AuthorsM. Soltani, F. Atoufi
JournalActa Mechanica
Paper TypeFull Paper
Published At2022
Journal GradeISI
Journal TypeTypographic
Journal CountryIran, Islamic Republic Of
Journal IndexISI

Abstract

In this paper, the flexural–torsional stability analysis of tapered thin-walled nanobeams with doubly symmetric I-section subjected to transverse loading and axial force is studied through a finite element approach. At first, the non-local equilibrium governing equations are derived on the basis of Vlasov's thin-walled beam theory and the principle of minimum potential energy.
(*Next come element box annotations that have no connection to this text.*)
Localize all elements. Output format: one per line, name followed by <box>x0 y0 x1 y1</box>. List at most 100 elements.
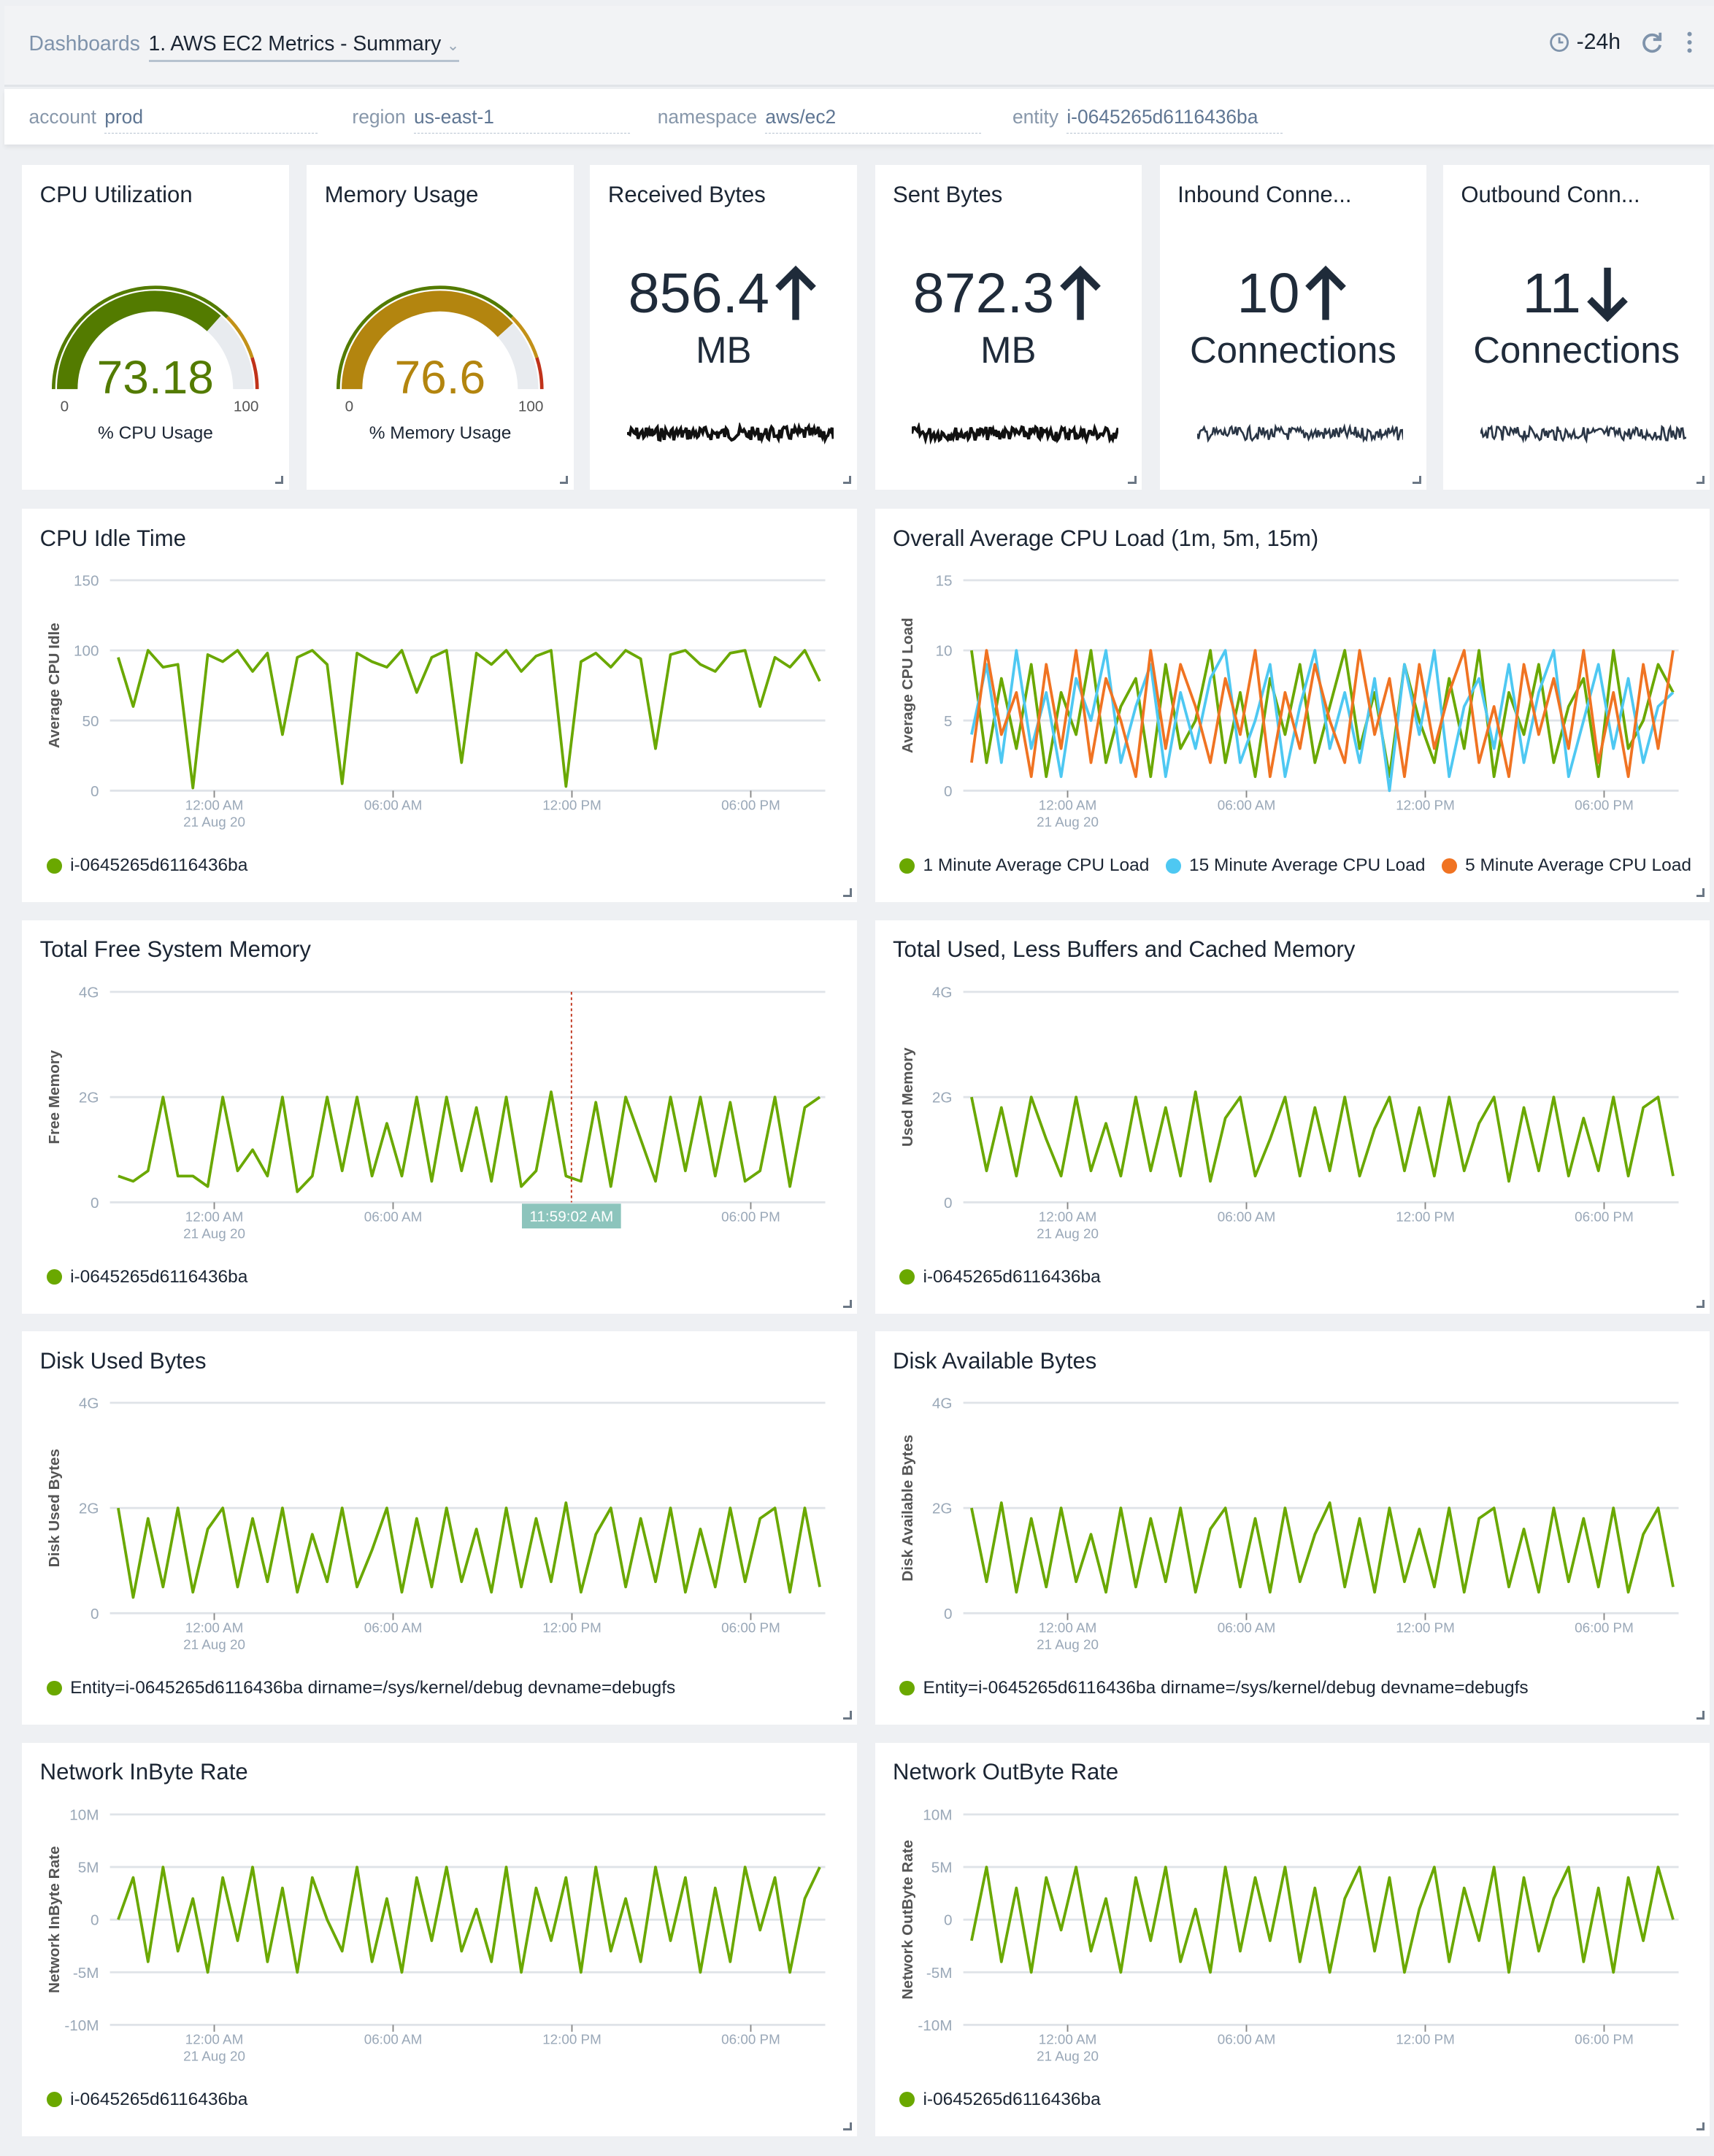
arrow-up-icon <box>1060 265 1101 320</box>
x-tick-sublabel: 21 Aug 20 <box>183 1225 245 1241</box>
gauge-threshold-band <box>535 357 544 390</box>
y-tick-label: 10M <box>923 1806 952 1823</box>
y-axis-label: Network OutByte Rate <box>899 1839 915 1999</box>
y-tick-label: 4G <box>79 984 99 1001</box>
filter-value[interactable]: aws/ec2 <box>765 106 982 134</box>
series-line <box>969 649 1675 779</box>
resize-handle[interactable] <box>1696 1299 1705 1309</box>
legend-label: i-0645265d6116436ba <box>923 2089 1101 2109</box>
resize-handle[interactable] <box>843 476 852 485</box>
y-tick-label: 4G <box>79 1395 99 1412</box>
resize-handle[interactable] <box>843 1711 852 1720</box>
crosshair-time-label: 11:59:02 AM <box>530 1208 614 1225</box>
legend: i-0645265d6116436ba <box>47 2090 247 2110</box>
y-axis-label: Used Memory <box>899 1047 915 1146</box>
y-tick-label: 0 <box>944 1606 953 1622</box>
legend-dot <box>1442 858 1457 874</box>
chart-panel: CPU Idle Time 0 50 100 150 12:00 AM 21 Aug 20 0… <box>22 509 858 903</box>
x-tick-label: 06:00 PM <box>1575 2031 1634 2047</box>
legend-item[interactable]: i-0645265d6116436ba <box>47 2090 247 2110</box>
resize-handle[interactable] <box>1696 476 1705 485</box>
filter-value[interactable]: us-east-1 <box>414 106 630 134</box>
filter-namespace[interactable]: namespace aws/ec2 <box>658 106 982 134</box>
legend-item[interactable]: 15 Minute Average CPU Load <box>1165 855 1425 876</box>
stat-unit: Connections <box>1473 329 1680 371</box>
filter-value[interactable]: i-0645265d6116436ba <box>1067 106 1283 134</box>
legend: i-0645265d6116436ba <box>47 855 247 876</box>
legend: Entity=i-0645265d6116436ba dirname=/sys/… <box>47 1678 675 1698</box>
filter-label: region <box>352 106 406 128</box>
y-tick-label: 50 <box>82 713 99 730</box>
resize-handle[interactable] <box>843 1299 852 1309</box>
gauge-min: 0 <box>345 398 354 415</box>
gauge: 73.18 0 100 <box>52 285 259 415</box>
resize-handle[interactable] <box>1128 476 1137 485</box>
gauge-max: 100 <box>518 398 544 415</box>
gauge-value-arc <box>342 290 513 390</box>
legend-item[interactable]: Entity=i-0645265d6116436ba dirname=/sys/… <box>899 1678 1529 1698</box>
dashboard-title-dropdown[interactable]: 1. AWS EC2 Metrics - Summary ⌄ <box>148 31 460 62</box>
resize-handle[interactable] <box>843 888 852 897</box>
legend-item[interactable]: 1 Minute Average CPU Load <box>899 855 1149 876</box>
chart-panel: Network OutByte Rate -10M -5M 0 5M 10M 12:00 A… <box>875 1742 1710 2136</box>
resize-handle[interactable] <box>1696 2122 1705 2131</box>
x-tick-label: 06:00 AM <box>1217 1620 1275 1636</box>
arrow-up-icon <box>775 265 816 320</box>
resize-handle[interactable] <box>274 476 284 485</box>
series-line <box>969 649 1675 779</box>
time-range: -24h <box>1576 30 1621 55</box>
legend-item[interactable]: i-0645265d6116436ba <box>47 855 247 876</box>
resize-handle[interactable] <box>843 2122 852 2131</box>
legend: i-0645265d6116436ba <box>899 1267 1101 1287</box>
refresh-icon[interactable] <box>1640 30 1664 55</box>
panel-title: Outbound Conn... <box>1461 181 1640 207</box>
legend-item[interactable]: i-0645265d6116436ba <box>899 1267 1101 1287</box>
filter-value[interactable]: prod <box>104 106 318 134</box>
x-tick-label: 06:00 AM <box>1217 1209 1275 1224</box>
resize-handle[interactable] <box>1413 476 1421 485</box>
resize-handle[interactable] <box>559 476 569 485</box>
x-tick-sublabel: 21 Aug 20 <box>1037 1637 1099 1652</box>
stat-value-row: 856.4 <box>590 261 857 326</box>
legend-label: Entity=i-0645265d6116436ba dirname=/sys/… <box>923 1678 1529 1698</box>
arrow-up-icon <box>1305 265 1347 320</box>
filter-account[interactable]: account prod <box>29 106 318 134</box>
legend-item[interactable]: i-0645265d6116436ba <box>47 1267 247 1287</box>
x-tick-sublabel: 21 Aug 20 <box>1037 815 1099 830</box>
filter-label: entity <box>1012 106 1059 128</box>
chart-panel: Network InByte Rate -10M -5M 0 5M 10M 12:00 AM… <box>22 1742 858 2136</box>
chart-panel: Total Free System Memory 0 2G 4G 12:00 AM 21 … <box>22 920 858 1314</box>
sparkline <box>1196 423 1404 443</box>
filter-region[interactable]: region us-east-1 <box>352 106 630 134</box>
line-chart: 0 5 10 15 12:00 AM 21 Aug 20 06:00 AM 12:00 PM 0… <box>899 573 1679 830</box>
legend-label: i-0645265d6116436ba <box>70 1266 248 1287</box>
x-tick-label: 12:00 PM <box>542 1620 602 1636</box>
y-tick-label: 2G <box>931 1089 952 1106</box>
x-tick-label: 12:00 AM <box>1038 2031 1096 2047</box>
x-tick-label: 12:00 AM <box>185 798 244 813</box>
arrow-down-icon <box>1586 267 1628 323</box>
resize-handle[interactable] <box>1696 888 1705 897</box>
filter-entity[interactable]: entity i-0645265d6116436ba <box>1012 106 1283 134</box>
more-vertical-icon[interactable] <box>1684 30 1695 55</box>
chart-panel: Disk Available Bytes 0 2G 4G 12:00 AM 21 Aug … <box>875 1331 1710 1725</box>
y-tick-label: 5M <box>931 1859 952 1876</box>
time-range-button[interactable]: -24h <box>1549 30 1621 55</box>
legend-item[interactable]: 5 Minute Average CPU Load <box>1442 855 1691 876</box>
breadcrumb-dashboards[interactable]: Dashboards <box>28 31 140 55</box>
gauge-value-arc <box>57 290 221 390</box>
series-line <box>969 649 1674 793</box>
legend-item[interactable]: i-0645265d6116436ba <box>899 2089 1101 2110</box>
y-tick-label: 4G <box>931 984 952 1001</box>
panel-title: Received Bytes <box>607 181 766 207</box>
crosshair-time-badge <box>522 1203 621 1228</box>
x-tick-label: 06:00 PM <box>1575 1620 1634 1636</box>
y-tick-label: 5M <box>78 1859 99 1876</box>
legend-item[interactable]: Entity=i-0645265d6116436ba dirname=/sys/… <box>47 1678 675 1698</box>
filter-label: account <box>28 106 96 128</box>
x-tick-label: 06:00 AM <box>1217 2031 1275 2047</box>
panel-title: Inbound Conne... <box>1177 181 1352 207</box>
resize-handle[interactable] <box>1696 1711 1705 1720</box>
The influence of nanoscale is considered via the theory of non-local elasticity of Eringen. The variational form of the resulting system of differential equations is then constructed. The exact 12 × 12 static and buckling stiffness matrices are finally established by applying cubic Hermitian polynomials as the shape functions into the variational statement. After verification, the effects of tapering ratio, non-local parameter, end conditions and loading height parameter on the lateral torsional stability capacity of web-tapered nanobeam are numerically investigated. The numerical results of this study can serve as a reference for future studies on the lateral stability analysis of nanoscale thin-walled beams.